Her mouth presses into a thin line and before she can say anything else, I dig the hole I’m in a little deeper and speak again. “I mean, you’ve got your own place lined up now. Why pretend this is-” I wave vaguely between us, “permanent. You said it yourself; I’m a practical, temporary solution.”
The hurt in her eyes is immediate and quiet.
Not anger. Not fury. Just disappointment.
She stands slowly. Lifts the blanket. Folds it carefully in half.
The movement is steady. Controlled. Intentional.
She doesn’t slam doors. Doesn’t throw words.
She holds the blanket against her chest like it’s something fragile.
Then she walks down the hallway and closes the guest room door behind her. And I get the distinct feeling that I just missed something important.
The click echoes louder than it should. The couch looks wrong without the blanket draped over it. The apartment feels colder instantly. I stare at the hallway long after she disappears. What the hell did I just do?
I scrub a hand over my face and lean back against the wall. You wanted her to reassure you. Instead, I shoved her away. I know exactly what I just did. And that’s the problem.
I don’t go after her. Not because I don’t want to. Because I don’t know how to fix it without admitting why I said it. And I’m afraid to say it out loud in case it’s not what she wants.
I wake reaching for her. My hand slides across empty sheets. The realization hits before I’m fully conscious. She’s not there. I sit up too fast. It’s too quiet. The apartment is silent. I throw on a pair of sweats and open the door to my room.
Her door is open. The bed inside is made. The bathroom is empty. The pair of flats she wore last night aren’t by the door. My stomach drops. She left. Of course she left. I basically told her to.
I move through the space like I’m searching for proof I missed something. The kitchen is clean. The coffee pot is empty. No note on the counter. The air feels thinner. For a second I stand there, staring at the front door like it might explain itself. And then, it opens.
She steps inside carrying a small paper bag in one hand and a bag of coffee beans in the other. A few loose strands of hair brush against her cheek from the wind. She pauses mid-step when she spots me. “We were out of beans.”

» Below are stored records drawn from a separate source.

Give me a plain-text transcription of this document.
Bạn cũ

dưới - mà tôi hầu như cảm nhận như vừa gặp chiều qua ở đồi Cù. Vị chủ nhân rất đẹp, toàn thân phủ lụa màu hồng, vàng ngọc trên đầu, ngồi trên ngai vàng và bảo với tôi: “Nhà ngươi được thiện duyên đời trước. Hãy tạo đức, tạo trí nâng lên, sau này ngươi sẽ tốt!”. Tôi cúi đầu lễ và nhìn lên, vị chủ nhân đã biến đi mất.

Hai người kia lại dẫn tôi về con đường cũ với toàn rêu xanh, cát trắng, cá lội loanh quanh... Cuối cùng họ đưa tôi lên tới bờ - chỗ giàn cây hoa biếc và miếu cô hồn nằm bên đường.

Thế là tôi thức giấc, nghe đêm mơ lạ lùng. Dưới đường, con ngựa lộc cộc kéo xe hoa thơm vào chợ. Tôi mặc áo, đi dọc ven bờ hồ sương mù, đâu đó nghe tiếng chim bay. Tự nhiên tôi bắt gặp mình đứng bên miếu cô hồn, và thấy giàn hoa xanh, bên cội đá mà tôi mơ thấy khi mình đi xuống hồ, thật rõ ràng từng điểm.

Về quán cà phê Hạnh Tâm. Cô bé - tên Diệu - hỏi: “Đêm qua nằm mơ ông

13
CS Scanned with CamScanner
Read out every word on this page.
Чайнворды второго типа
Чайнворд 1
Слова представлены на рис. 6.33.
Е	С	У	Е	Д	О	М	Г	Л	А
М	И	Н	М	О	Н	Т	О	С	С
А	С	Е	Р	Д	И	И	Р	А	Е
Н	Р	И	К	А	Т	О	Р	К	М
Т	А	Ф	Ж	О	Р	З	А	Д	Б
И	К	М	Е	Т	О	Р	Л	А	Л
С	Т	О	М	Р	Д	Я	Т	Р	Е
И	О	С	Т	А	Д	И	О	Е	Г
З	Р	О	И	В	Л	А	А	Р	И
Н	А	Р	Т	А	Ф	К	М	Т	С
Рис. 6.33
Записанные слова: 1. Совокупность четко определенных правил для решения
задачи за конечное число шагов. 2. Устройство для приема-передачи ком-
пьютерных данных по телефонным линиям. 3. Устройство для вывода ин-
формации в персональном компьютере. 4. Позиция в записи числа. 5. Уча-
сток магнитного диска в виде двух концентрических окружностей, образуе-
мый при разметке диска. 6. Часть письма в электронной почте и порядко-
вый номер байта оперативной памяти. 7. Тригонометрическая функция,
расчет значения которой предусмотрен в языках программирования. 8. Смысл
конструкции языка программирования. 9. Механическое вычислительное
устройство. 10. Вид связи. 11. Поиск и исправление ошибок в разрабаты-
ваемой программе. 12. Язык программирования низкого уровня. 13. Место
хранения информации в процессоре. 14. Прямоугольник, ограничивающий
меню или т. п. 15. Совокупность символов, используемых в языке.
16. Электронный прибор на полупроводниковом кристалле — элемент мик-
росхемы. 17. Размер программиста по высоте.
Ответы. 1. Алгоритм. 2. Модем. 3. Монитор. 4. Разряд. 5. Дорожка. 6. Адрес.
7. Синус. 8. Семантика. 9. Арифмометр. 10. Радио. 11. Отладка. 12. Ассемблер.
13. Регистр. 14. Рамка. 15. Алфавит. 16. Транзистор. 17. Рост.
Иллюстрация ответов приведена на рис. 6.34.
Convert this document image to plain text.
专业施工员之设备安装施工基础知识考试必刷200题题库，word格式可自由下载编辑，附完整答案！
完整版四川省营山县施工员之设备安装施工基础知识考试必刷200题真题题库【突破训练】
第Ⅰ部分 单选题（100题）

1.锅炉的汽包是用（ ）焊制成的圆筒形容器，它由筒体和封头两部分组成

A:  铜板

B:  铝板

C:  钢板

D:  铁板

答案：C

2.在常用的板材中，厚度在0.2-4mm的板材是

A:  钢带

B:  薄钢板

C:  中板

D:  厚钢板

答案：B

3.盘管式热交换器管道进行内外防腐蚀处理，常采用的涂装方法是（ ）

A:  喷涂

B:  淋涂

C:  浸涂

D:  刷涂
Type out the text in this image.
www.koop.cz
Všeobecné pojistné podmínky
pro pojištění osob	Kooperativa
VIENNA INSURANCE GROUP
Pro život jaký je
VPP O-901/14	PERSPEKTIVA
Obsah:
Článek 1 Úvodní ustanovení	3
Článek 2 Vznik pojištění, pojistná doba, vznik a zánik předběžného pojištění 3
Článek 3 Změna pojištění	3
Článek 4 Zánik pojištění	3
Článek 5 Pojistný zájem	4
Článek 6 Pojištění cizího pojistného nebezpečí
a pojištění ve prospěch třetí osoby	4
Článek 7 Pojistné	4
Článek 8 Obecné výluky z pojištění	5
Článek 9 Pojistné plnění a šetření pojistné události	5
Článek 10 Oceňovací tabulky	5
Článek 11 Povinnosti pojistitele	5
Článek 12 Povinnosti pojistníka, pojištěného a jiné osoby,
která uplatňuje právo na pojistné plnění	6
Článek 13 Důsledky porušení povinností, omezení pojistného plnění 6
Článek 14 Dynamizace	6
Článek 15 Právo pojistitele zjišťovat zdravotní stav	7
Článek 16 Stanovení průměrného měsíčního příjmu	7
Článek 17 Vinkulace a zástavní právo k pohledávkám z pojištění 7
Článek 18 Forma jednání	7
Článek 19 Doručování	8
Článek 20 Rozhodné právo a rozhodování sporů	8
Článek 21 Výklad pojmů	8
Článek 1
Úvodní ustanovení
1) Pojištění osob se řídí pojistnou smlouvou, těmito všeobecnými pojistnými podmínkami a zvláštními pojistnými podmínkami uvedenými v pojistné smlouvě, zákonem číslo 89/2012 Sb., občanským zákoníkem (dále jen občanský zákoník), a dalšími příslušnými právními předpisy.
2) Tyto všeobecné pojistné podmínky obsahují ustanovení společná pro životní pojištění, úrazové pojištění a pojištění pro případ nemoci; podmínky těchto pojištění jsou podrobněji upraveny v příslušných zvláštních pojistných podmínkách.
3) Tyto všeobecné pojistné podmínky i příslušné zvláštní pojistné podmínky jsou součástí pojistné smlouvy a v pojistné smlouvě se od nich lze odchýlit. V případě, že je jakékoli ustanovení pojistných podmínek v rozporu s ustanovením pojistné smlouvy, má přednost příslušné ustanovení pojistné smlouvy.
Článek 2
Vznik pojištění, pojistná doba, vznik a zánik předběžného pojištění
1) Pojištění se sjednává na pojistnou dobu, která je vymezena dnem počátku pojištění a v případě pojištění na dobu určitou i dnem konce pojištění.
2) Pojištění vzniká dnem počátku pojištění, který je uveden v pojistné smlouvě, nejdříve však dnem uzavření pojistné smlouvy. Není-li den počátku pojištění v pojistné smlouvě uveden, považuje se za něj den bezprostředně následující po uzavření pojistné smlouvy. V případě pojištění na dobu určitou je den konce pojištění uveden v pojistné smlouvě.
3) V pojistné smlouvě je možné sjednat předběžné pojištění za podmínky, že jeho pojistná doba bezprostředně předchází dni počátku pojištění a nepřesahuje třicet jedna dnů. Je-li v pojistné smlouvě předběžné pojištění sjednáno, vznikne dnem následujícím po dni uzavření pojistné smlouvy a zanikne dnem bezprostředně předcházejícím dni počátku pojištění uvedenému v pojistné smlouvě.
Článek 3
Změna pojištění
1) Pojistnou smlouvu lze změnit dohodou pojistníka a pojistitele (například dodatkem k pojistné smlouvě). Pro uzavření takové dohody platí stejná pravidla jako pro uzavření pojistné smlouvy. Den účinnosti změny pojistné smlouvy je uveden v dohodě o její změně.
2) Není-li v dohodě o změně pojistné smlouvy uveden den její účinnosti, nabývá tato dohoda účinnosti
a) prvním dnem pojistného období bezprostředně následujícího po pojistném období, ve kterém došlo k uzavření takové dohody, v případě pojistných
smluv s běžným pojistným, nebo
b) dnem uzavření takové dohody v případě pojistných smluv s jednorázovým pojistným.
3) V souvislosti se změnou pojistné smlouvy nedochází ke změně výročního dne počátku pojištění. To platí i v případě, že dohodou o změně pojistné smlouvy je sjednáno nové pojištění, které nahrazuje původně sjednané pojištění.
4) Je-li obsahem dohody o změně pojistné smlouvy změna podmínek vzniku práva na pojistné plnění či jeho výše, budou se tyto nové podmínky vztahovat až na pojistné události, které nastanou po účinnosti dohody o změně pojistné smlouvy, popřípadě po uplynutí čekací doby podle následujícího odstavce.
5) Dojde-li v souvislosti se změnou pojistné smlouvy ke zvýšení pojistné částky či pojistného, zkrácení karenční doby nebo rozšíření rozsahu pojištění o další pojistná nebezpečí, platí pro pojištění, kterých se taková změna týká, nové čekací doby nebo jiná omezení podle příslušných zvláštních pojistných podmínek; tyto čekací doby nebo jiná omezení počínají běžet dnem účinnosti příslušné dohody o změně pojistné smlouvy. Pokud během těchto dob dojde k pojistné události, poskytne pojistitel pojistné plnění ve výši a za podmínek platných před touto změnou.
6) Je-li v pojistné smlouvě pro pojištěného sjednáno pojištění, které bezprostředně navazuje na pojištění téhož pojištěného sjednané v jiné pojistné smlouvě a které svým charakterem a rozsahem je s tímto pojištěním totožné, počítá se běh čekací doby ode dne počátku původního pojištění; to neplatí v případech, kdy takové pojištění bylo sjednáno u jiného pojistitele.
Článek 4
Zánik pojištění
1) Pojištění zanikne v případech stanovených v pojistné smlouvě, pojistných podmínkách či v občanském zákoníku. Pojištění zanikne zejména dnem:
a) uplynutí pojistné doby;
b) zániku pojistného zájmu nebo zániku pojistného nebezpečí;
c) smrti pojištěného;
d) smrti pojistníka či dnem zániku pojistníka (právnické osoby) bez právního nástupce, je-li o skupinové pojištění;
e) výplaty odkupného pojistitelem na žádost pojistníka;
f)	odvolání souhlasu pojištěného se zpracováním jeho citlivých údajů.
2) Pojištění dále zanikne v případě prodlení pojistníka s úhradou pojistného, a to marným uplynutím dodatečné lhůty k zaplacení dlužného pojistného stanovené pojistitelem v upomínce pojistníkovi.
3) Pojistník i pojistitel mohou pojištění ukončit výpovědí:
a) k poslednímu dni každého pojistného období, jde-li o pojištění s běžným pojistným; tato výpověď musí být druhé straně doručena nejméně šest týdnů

The air comes back into my lungs so fast it almost hurts. I didn’t realize I’d stopped breathing. She didn’t leave. She’s still here. Relief floods through me in a wave so strong I have to grip the back of the chair to steady myself.
But the tension doesn’t dissolve. It settles between us instead. Thick. Unspoken. Hovering in the air between us. She moves past me toward the counter, setting the muffins down and reaching for the grinder like this is just another morning.
And I realize how close I am to losing something I never meant to push away.